The Deferred Action for Childhood Arrivals (DACA) program, implemented by the Obama administration in 2012, offers undocumented people protection from deportation, access to financial aid to attend college, and work permits. Around 800,000 people have enrolled in DACA since its creation, but legal challenges against the program have left its future—and its ability to protect undocumented people coming of age—in doubt.
This is the first year the majority of the approximately 100,000 undocumented high school graduates in the U.S. are ineligible for DACA’s legal protections. Recently, the U.S. Court of Appeals affirmed a lower court’s decision that DACA was implemented unlawfully; the ruling allows current DACA recipients to renew their status but bars the program from accepting new applications.
Higher education leaders and top legal experts continue to explore ways they can support undocumented students amid DACA’s uncertain future. Last week, a group of undocumented student leaders from University of California, Los Angeles, presented a letter to Michael V. Drake, the president of the University of California system, to propose the UC system begin to hire undocumented students for a variety of positions, such as research and teaching assistants or paid interns, The New York Times reports.

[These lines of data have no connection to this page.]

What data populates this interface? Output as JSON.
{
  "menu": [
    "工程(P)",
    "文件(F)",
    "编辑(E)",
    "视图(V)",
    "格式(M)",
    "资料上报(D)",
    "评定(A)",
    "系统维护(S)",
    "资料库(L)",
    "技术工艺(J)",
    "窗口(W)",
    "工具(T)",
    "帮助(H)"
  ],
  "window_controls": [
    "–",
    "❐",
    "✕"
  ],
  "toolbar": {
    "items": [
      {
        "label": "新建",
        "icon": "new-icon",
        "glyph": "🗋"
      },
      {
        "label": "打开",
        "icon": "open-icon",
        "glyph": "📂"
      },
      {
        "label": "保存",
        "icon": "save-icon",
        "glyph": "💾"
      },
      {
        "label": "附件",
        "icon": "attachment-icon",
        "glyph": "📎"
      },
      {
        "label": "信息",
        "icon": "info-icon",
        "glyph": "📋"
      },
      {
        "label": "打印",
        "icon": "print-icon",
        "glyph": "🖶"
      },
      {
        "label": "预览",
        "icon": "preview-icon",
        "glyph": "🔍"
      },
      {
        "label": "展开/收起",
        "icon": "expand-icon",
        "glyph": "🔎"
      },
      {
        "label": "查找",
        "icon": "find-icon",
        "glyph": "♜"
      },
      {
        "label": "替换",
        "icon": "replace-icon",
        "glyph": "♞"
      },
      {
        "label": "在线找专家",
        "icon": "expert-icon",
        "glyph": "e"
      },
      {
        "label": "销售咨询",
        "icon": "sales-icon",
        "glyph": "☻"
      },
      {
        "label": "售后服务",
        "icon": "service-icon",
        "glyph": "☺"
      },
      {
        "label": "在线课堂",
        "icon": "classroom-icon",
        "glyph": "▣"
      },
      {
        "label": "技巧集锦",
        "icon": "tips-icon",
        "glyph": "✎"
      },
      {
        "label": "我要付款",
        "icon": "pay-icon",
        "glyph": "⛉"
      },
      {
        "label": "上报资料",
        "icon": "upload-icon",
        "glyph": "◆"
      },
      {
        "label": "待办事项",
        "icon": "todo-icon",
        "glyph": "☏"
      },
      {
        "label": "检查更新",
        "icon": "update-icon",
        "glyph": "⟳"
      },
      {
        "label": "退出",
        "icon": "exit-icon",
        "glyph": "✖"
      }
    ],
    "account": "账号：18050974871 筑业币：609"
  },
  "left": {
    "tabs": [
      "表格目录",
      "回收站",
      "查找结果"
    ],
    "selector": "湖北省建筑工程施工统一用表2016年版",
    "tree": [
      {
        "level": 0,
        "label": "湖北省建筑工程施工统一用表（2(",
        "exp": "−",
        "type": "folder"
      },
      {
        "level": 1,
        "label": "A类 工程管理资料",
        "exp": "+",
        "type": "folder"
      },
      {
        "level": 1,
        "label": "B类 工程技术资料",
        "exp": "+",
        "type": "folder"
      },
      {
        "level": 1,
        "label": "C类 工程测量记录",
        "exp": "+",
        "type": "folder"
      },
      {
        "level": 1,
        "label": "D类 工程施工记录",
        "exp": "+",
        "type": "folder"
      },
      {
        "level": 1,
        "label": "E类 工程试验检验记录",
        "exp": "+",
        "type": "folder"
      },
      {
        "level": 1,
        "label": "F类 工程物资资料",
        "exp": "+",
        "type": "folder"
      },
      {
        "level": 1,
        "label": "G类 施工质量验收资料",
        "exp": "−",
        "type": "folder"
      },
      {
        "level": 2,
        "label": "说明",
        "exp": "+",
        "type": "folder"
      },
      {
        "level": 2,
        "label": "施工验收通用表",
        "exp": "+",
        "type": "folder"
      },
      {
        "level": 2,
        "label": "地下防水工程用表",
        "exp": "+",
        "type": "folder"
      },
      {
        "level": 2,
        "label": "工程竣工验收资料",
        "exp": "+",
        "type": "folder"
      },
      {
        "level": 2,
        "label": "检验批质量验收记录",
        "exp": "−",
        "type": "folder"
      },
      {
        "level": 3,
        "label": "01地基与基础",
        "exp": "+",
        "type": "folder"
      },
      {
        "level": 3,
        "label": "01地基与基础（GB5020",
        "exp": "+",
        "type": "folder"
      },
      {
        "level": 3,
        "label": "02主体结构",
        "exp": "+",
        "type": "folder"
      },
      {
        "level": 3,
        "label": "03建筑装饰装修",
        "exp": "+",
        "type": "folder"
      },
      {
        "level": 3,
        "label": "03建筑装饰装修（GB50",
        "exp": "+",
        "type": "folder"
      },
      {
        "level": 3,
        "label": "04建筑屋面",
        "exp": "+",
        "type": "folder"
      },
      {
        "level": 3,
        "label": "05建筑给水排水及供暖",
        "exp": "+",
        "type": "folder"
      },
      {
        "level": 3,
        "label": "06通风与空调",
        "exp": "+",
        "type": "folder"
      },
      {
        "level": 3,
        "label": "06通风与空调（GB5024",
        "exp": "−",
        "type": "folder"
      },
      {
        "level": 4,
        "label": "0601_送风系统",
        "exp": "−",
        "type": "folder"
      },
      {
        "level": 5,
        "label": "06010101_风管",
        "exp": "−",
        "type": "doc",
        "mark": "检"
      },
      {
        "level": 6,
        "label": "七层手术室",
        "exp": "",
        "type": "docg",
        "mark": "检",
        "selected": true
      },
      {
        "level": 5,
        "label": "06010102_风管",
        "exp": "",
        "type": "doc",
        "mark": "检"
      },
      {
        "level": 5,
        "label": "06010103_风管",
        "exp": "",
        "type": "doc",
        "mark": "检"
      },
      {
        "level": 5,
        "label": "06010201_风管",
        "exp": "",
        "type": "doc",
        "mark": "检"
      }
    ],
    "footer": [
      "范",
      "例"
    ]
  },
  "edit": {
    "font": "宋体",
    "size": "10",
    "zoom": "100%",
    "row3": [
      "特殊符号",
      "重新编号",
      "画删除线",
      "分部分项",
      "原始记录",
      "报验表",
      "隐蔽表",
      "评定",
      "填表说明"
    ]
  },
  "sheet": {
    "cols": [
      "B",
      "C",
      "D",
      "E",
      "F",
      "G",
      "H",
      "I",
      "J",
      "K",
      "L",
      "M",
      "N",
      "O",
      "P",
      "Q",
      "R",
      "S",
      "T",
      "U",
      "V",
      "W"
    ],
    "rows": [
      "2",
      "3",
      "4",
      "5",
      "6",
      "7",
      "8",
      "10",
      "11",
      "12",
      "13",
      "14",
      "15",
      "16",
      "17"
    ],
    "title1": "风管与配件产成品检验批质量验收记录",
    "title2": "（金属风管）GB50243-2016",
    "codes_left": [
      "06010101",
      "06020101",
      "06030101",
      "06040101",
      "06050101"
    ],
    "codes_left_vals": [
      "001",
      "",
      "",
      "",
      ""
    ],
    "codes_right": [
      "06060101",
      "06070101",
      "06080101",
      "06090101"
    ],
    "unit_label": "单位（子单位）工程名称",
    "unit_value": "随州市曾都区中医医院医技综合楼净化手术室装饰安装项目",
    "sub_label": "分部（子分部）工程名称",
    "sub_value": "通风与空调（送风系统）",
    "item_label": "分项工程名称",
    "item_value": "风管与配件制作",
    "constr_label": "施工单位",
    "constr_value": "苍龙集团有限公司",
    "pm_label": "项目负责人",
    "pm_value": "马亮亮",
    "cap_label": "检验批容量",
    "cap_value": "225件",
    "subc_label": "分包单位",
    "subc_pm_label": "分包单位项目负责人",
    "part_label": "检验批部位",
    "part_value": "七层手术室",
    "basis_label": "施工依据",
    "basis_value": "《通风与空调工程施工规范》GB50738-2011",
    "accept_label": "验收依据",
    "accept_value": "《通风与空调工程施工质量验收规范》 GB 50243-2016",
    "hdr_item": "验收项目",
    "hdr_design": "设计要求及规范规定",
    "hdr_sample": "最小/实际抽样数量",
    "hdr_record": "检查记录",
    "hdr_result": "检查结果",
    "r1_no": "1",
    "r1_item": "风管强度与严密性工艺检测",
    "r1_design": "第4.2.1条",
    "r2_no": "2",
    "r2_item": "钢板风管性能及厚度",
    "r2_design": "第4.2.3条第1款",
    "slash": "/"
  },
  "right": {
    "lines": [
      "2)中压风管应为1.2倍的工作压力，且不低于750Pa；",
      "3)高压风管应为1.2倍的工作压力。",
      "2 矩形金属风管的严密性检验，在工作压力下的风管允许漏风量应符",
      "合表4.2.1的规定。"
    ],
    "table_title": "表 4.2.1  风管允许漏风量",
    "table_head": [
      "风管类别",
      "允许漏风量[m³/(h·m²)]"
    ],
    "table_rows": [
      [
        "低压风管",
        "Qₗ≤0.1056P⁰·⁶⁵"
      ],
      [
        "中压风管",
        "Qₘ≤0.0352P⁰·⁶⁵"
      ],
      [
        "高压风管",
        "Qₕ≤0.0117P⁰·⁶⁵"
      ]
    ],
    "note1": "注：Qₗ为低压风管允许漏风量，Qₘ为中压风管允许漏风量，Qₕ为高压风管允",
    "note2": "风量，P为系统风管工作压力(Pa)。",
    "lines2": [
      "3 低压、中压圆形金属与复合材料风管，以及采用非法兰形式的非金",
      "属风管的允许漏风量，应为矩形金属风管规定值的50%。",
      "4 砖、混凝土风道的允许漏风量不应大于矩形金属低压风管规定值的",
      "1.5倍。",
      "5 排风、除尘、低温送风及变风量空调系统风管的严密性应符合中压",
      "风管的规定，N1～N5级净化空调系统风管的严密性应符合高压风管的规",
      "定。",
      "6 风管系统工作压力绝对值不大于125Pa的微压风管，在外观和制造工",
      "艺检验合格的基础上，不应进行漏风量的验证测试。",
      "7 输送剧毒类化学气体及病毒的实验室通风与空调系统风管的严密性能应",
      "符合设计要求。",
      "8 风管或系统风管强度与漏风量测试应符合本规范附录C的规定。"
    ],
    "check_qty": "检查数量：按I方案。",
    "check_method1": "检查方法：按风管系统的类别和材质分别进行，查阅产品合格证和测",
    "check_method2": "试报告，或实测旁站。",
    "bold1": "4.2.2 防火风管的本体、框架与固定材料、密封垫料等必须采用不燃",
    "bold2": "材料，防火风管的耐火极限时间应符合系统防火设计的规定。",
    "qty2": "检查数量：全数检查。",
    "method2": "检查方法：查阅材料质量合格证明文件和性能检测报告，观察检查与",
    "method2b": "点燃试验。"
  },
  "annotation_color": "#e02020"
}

Undocumented UC students who are locked out of DACA protections “are being systematically denied opportunities afforded to their classmates,” the letter said. Although the controversial move would not protect undocumented students from deportation, advocates argue it would provide these students with employment opportunities to help them meet their basic needs and enhance their education and career prospects.
A new legal argument?
Their campaign is based on a new legal analysis that says a 1986 federal immigration law prohibiting U.S. employers from hiring undocumented workers does not apply to states. Drafted at UCLA and backed by Erwin Chemerinsky, the dean of the University of California, Berkeley, School of Law; Adam B. Cox of New York University Law School; and constitutional and immigration scholars at Cornell, Stanford, and Yale and other universities, the analysis goes against current interpretations of the law and could have a significant impact not only on California, home to the largest population of undocumented students in the nation, but also on the 11 million undocumented people across the country.
California has resisted federal immigration controls before, including issuing drivers licenses to all state residents regardless of immigration status and offering in-state college tuition to undocumented students. However, hiring undocumented students would lead to legal challenges from conservative groups, conflicts with the federal government, and debates with other legal experts.
However, the proposal is reflective of a real problem, says Kent Wong, director of the UCLA Labor Center, a research department focused on organized labor and labor rights. “Some of the finest students in my career have been undocumented students. And yet I can’t hire them as researchers or teaching assistants,” he told the Times. “This is not only detrimental to their education and career, but it negatively impacts the university as a whole.”